Players’ Theatre begins the year with What the Butler Saw

Dazzling, amusingly shocking, and highly entertaining, What the Butler Saw begins Players’ Theatre‘s season with a brilliant bang. Written by English playwright Joe Orton in the late sixties, the play transports its audience into a dynamic and hectic environment filled with hilarious misunderstandings, absurd ploys, fallible tricks, and, of course, nudity.

What the Butler Saw opens with a young doctor, Dr. Prentice (Ali Aasim) interviewing a candid young woman Mrs. Berkley (Isobel Van Hagen) for the position of secretary. As the scene progresses, the doctor reveals alternative motives, asking the young woman to undress herself. Before the scandal can develop, Prentice’s wife walks in, and Prentice must fabricate a cover story. This little lie quickly evolves into a grand scheme as Prentice’s colleagues, his wife’s supposed lover, and even the police get dragged into the fray. By the end, the intrigue has descended into chaos, featuring false identities, drag, and drugs.

Upon its release fifty years ago, What the Butler Saw was controversial, to say the least. Punctuated by screams, scandals, and gunfire, the play addresses taboos that are still off-limits today, often leaving the spectator torn between discomfort and laughter. However, Butler’s subtle British humour and Daniel Carter’s directing allow these taboos to become entertaining, rather than shocking. By playing up the comedy and atrocity of sex, violence, and misconduct – “going big”, as Carter describes it – Players’ Theatre’s Butler renders these topics farcical, instead of serious. Instead of representing them as sombre and inhibiting, the play exposes these off-limits subjects rawly and without modesty.

“This play touches on a lot of taboo subjects […] The question is more the audience’s reaction,” Carter explains, curious as to how audience reactions today will compare to the scandal caused by the original production. For example, a scene where actors get undressed in front of the audience would likely have been shocking in the sixties. During this production, however, the same discomfort becomes an element of amusement, inciting impulsive laughter from audience members. The blood, the screams, and the sexual surprise in the show’s climax cause similar reactions. The sharp lighting and revealing costumes also add to the show’s rawness, exposing the actors and their bodies as well as the taboos they are acting out. This play is all about peeling back surfaces, an authenticity which attracts and compels the play’s audience from beginning to end.

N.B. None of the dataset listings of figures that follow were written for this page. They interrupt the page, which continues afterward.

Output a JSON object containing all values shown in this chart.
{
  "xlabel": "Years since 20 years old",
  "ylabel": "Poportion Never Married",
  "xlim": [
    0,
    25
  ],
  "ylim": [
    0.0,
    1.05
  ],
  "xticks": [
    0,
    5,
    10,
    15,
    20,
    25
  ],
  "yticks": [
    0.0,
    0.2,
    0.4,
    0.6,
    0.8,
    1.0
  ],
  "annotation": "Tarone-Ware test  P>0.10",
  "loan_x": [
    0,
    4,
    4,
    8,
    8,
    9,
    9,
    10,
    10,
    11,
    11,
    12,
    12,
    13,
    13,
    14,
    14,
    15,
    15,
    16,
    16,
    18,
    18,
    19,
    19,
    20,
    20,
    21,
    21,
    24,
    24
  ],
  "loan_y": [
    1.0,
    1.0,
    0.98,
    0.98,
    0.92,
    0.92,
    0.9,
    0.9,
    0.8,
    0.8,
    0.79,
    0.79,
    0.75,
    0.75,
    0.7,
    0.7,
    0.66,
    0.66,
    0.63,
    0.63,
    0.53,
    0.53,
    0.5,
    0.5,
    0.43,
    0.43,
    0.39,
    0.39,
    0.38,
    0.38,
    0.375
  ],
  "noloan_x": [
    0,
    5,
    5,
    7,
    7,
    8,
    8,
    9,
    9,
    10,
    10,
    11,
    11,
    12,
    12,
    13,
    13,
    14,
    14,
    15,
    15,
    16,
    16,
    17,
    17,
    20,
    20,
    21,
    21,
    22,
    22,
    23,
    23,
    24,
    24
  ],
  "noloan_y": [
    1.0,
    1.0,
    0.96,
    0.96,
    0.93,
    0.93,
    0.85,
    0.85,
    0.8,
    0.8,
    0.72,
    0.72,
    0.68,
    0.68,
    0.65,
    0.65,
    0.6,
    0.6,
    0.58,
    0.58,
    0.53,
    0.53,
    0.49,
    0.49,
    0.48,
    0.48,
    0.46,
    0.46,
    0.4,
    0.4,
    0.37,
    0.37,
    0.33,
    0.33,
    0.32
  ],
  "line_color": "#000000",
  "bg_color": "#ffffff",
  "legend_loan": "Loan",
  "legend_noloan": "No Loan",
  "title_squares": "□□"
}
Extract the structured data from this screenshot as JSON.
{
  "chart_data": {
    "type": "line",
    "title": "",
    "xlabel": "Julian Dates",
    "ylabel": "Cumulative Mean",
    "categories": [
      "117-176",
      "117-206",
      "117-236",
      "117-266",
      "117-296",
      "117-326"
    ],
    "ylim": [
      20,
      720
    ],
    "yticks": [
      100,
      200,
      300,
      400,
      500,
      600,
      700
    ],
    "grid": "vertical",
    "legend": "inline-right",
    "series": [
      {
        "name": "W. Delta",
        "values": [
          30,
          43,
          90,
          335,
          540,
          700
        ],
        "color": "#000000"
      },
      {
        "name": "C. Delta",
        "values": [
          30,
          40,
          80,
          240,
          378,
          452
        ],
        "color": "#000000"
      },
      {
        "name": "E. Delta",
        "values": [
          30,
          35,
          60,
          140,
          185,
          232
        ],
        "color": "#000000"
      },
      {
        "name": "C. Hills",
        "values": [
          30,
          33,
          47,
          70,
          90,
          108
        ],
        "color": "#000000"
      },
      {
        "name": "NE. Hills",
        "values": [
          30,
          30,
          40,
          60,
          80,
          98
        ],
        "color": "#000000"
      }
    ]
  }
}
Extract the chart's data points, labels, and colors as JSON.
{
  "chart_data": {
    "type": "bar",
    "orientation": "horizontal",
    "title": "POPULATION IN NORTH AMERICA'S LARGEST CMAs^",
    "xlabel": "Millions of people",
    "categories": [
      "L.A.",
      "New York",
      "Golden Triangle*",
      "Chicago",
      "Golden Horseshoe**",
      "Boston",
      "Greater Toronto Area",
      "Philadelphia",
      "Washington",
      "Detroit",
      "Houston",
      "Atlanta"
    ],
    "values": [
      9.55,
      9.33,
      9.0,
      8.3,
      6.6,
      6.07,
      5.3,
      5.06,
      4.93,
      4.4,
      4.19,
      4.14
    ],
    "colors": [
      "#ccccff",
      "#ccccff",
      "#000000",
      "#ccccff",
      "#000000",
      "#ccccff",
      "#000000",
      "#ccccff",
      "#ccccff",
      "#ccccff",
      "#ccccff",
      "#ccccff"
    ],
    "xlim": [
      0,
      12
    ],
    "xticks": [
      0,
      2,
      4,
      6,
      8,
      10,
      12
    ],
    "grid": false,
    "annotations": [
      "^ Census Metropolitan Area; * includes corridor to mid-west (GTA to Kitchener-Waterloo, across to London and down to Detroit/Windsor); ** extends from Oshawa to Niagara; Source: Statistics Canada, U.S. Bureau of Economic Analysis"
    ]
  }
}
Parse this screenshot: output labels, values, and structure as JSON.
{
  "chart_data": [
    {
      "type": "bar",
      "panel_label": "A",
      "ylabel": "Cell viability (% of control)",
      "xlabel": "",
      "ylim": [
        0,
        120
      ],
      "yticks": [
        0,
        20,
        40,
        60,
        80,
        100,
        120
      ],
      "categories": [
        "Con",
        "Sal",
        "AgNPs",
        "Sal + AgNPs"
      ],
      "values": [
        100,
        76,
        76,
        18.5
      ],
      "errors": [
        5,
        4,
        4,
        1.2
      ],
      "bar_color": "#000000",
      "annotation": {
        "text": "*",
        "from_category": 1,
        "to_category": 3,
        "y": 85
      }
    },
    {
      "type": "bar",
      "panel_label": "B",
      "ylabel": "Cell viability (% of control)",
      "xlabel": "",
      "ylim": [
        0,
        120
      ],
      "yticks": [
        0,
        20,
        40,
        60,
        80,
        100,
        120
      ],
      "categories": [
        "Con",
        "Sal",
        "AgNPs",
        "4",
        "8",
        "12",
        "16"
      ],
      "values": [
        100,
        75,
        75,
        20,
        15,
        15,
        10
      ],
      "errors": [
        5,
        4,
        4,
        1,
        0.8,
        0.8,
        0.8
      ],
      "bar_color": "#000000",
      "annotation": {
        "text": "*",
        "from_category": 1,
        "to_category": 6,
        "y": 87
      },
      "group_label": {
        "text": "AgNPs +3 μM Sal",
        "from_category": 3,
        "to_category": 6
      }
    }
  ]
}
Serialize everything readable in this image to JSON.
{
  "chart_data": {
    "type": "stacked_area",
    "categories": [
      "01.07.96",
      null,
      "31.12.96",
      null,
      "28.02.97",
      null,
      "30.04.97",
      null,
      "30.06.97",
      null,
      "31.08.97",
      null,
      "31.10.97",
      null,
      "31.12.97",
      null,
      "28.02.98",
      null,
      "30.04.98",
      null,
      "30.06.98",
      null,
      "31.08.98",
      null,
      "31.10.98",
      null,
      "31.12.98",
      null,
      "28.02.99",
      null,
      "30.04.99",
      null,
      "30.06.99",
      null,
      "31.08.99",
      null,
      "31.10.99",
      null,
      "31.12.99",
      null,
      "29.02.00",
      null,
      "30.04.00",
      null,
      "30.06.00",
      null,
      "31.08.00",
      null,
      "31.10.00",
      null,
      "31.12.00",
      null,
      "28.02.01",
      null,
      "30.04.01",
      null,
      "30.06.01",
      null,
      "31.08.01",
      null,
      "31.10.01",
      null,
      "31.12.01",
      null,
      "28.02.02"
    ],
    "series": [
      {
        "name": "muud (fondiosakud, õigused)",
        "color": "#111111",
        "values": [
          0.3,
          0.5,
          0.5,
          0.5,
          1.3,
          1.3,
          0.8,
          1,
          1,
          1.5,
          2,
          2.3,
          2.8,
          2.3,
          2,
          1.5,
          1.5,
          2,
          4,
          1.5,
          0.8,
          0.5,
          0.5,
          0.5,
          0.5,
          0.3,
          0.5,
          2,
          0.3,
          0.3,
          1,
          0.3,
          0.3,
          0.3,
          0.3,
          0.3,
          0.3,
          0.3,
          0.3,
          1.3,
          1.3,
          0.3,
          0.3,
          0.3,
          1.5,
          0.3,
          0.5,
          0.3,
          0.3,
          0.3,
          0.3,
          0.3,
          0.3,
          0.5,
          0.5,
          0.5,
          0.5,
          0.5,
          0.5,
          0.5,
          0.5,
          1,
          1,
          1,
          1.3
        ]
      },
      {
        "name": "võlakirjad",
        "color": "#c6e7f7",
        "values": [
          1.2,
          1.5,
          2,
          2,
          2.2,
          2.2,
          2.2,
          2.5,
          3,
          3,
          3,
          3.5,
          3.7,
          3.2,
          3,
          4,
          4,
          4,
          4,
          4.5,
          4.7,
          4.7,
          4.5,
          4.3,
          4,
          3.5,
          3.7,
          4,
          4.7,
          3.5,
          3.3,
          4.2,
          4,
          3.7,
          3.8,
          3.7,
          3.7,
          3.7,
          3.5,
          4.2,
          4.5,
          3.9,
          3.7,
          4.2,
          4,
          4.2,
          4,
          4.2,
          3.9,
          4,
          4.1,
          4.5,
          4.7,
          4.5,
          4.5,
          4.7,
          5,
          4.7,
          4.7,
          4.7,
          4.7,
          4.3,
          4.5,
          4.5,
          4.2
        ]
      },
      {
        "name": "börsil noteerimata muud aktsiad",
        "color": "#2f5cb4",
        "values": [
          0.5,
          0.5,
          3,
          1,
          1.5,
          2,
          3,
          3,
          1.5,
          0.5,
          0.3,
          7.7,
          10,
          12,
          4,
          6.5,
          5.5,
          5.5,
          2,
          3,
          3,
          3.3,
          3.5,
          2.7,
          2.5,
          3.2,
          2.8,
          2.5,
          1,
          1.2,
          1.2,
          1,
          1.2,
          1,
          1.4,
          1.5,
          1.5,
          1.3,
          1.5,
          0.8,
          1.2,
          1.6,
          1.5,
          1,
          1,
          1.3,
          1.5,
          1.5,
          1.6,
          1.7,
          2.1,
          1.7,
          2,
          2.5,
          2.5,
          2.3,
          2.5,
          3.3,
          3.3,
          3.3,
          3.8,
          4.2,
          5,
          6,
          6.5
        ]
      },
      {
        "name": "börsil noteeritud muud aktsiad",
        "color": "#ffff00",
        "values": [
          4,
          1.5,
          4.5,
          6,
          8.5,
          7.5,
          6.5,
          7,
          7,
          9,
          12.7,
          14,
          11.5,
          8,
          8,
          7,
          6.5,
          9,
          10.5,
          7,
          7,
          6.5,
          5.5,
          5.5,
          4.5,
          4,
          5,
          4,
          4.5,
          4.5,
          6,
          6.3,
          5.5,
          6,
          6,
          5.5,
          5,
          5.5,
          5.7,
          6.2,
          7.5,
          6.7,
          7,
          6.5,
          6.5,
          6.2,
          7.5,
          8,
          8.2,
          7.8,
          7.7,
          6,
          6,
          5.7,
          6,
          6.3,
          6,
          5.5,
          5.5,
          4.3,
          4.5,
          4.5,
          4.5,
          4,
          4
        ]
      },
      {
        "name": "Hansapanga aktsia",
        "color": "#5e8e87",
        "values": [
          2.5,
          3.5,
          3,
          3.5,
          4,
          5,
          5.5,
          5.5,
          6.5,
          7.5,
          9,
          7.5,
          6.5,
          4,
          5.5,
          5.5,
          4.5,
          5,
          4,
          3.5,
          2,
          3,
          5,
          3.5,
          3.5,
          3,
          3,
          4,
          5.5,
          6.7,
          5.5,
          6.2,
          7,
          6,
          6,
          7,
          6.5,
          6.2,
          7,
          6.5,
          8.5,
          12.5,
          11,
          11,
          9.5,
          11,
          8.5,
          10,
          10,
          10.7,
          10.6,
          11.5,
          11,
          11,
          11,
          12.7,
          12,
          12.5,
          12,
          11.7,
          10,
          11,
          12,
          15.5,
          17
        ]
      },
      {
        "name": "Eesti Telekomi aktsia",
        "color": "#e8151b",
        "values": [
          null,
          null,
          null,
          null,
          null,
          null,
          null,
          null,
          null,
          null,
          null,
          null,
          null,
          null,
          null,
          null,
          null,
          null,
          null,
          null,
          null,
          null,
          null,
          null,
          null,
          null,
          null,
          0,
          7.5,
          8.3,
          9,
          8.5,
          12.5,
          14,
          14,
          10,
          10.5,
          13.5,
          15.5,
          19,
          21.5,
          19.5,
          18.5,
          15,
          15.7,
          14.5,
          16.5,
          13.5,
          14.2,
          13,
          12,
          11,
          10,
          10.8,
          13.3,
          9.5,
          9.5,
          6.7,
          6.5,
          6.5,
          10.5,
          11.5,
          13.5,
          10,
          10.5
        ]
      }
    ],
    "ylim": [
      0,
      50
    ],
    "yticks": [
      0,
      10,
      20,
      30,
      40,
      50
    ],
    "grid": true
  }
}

“This whole play is a mad farce, so in order to emphasize the taboo nature of things you go big with them, because you go big or you go home,” explains Carter. However, the acting and directing are careful to ensure that while the play is “big,” it never becomes overwhelming. When police officer Sergeant Match runs across stage, drugged, in a small piece of tissue concealing only her torso, the scene comes across as comedic rather than horrific thanks to Cara Krisman’s performance. The playful and genuine portrayals of these alarming moments allow the audience to be in on the joke. Krisman shines in every scene she’s in, while Amalea Ruffett, as the doctor’s wife, is equal parts hilarious and alluring.

What the Butler Saw portrays a hectic and horrible world that is easy to laugh at. But it also addresses topics that are real, giving them light and space. Carter describes it as “one of those hilarious shows that you watch and laugh through, and then at the end you kind of go, is it okay that I laughed at that?” While it’s not always good to laugh at these topics, Butler at least gets its audience thinking, providing a farcical way of engaging with taboos of the sixties and today.